Moven, in particular, is an amazing tool to help you bring more mindfulness to your spending, since the goal of mindfulness around your money is baked right into the software itself.
Moven shows you exactly where you’re at, in real-time, in specific spending categories: groceries, clothes, gifts, etc. So when you’re out and about, buying those holiday gifts (or anything else), Moven keeps you exquisitely aware of where you’re at in each of those categories. Right when you most want to (and need to!) be aware of your spending behavior.
Using smart financial software tools like this helps integrate the outer world of spending money with the inner world where our emotions and thoughts — and fresh goals — around money happen.
By combining tools like the Body Check-In and financial software like Moven, you’re giving yourself phenomenal power to create real change in your holiday money story — and your entire relationship to money, all year long.

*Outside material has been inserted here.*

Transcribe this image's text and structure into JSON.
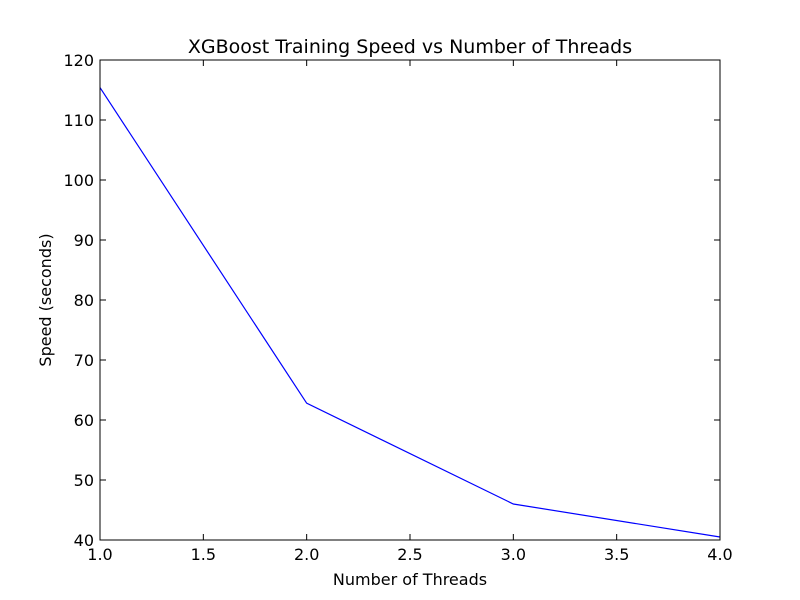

Bari Tessler Linden, M.A. is a Financial Therapist, Mentor Coach, Mama-preneur, and the Founder of The Art of Money, a year-long money school. Bari holds a Masters in Somatic Psychology from Naropa University and was steeped in the body-centered therapy field for over a decade. She is currently leading a global conscious money movement, The Art of Money, which weaves together personal, couple and entrepreneurial money teachings into one complete tapestry. To learn more about The Art of Money 2014, which is now open for registration, and to enjoy more of Bari’s money articles visit: http://baritessler.com
1 Comment
Our inner dialogue/script absolutely designates our reality- financial and otherwise. I think you’ve mapped out some excellent strategies for bringing mindfulness to the spending process to create a better financial future.